Some students may find exams incredibly difficult and to be overall a bad experience, which is very understandable - they increase mental and emotional stress and we feel deflated the moment we feel we’ve performed horribly, or worse, the moment we find out through our results that we really didn’t do well. However, some people would argue that (mock) exams, while they do mean we revise rigorously and lose hair in the process, are incredibly useful as they let us know what to practise the most and what we need to improve on. They act as a stepping stone on the path to success: we need to know where we go wrong in order to know how to be right.

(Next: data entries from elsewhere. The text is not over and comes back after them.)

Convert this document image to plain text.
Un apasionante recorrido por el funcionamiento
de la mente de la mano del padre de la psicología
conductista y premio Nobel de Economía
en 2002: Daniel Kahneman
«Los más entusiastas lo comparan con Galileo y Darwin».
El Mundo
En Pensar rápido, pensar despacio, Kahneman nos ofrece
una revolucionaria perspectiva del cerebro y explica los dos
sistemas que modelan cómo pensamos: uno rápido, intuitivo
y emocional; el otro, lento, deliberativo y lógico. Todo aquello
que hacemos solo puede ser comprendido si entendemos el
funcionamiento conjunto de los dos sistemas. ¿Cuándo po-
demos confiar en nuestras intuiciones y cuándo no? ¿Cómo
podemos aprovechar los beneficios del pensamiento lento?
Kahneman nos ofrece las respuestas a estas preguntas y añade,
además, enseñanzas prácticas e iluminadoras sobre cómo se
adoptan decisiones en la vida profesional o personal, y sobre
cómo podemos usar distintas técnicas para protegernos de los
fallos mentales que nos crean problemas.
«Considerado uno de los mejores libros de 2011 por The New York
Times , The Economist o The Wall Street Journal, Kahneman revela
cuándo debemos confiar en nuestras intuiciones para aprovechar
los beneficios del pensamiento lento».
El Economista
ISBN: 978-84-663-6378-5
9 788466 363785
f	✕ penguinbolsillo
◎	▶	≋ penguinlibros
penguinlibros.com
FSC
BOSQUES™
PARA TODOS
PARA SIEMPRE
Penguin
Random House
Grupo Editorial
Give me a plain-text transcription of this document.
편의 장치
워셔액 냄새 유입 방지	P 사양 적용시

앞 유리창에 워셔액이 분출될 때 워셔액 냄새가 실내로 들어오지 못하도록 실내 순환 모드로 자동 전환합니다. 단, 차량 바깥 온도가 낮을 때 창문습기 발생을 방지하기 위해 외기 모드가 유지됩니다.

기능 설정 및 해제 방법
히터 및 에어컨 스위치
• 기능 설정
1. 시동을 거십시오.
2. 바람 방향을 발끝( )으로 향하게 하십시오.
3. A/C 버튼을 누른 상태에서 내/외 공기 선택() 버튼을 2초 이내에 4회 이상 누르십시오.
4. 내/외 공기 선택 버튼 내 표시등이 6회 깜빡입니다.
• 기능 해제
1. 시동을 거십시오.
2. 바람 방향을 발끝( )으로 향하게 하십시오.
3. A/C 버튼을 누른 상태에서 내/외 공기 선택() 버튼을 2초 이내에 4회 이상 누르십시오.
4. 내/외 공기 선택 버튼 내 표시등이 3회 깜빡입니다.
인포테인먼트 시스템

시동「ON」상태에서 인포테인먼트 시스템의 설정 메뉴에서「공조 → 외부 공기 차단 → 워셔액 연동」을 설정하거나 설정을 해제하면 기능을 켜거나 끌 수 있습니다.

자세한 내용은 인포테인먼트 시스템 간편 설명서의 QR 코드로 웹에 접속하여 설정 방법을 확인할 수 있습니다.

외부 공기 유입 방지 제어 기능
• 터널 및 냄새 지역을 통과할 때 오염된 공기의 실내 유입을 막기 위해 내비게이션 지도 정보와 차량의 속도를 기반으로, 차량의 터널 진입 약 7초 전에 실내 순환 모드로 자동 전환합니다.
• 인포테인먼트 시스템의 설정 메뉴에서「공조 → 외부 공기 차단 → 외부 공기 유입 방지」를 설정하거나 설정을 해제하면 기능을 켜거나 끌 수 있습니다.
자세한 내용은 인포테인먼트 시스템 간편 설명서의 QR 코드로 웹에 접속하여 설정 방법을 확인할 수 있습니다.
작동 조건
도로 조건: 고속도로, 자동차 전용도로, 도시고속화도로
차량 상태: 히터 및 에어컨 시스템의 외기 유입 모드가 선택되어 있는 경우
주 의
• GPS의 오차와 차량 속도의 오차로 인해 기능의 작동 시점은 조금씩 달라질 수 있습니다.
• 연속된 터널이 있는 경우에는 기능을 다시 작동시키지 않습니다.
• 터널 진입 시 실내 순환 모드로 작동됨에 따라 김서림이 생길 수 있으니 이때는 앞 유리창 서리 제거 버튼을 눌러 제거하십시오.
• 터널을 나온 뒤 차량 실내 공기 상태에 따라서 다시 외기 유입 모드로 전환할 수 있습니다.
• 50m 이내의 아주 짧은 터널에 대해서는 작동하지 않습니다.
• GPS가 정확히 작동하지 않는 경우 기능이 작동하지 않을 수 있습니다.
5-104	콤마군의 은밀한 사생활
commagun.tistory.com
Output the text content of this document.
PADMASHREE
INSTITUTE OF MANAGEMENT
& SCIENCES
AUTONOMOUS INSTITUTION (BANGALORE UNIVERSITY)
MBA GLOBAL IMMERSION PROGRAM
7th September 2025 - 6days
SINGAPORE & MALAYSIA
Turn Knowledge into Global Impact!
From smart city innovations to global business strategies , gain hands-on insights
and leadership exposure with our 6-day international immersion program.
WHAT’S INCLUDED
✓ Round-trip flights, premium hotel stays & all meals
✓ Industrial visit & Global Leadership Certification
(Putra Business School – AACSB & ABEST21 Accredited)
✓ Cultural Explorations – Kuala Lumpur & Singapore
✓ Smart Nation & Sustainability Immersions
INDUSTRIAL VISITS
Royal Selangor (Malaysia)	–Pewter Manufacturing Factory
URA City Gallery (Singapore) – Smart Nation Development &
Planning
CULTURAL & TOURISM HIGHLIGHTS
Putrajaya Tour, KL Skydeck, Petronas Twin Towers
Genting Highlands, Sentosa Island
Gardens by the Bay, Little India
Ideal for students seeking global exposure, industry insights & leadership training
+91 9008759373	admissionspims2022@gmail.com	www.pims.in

Moreover, something that may need to be talked about more is the fact that in exam periods, students actually feel and get closer to one another - through feeling the same stress, doing the same questions, asking one another how they feel and encouraging each other with phrases like “you’ve got this!” or “you’re a genius, don’t worry”. In fact, some (including myself) would say exams could actually help us feel more confident: we don’t feel as alone as we know other classmates are going through the same things and although this is somewhat over the top, the pain of exam stress is almost like shared trauma, something which in the long run can help us get along with one another instead of thinking of everyone else as our competitors.

Yet, some people would say it’s wrong to subject ourselves to tests and exams and end of years and mocks and the like - these tests and our results are not proper indicators of our intelligence. Instead, our intelligence can be found in the way we communicate with others, our common sense or the way we normally recall information from our minds (not after memorising a textbook to parrot it back like a robot for a 2-hour mental workout). Moreover, there is the inevitable effect that exams have on our self-confidence, as we view ourselves through our results, mere numbers. These grades, while they show what we should improve on, should not act as personality or intelligence indicators.

It’s important to understand that exams are quite helpful, yet we as students shouldn’t stress too much about them. After all, it’s only some questions that we should prepare for and try answering as best as we can. And if we don’t do as well as we would like, then there is simply nothing to do but try, try again. End of year exams are coming, and while I may not exactly love the stress they come with, I’ll see this time as an opportunity to enhance my abilities, not as an insult to them.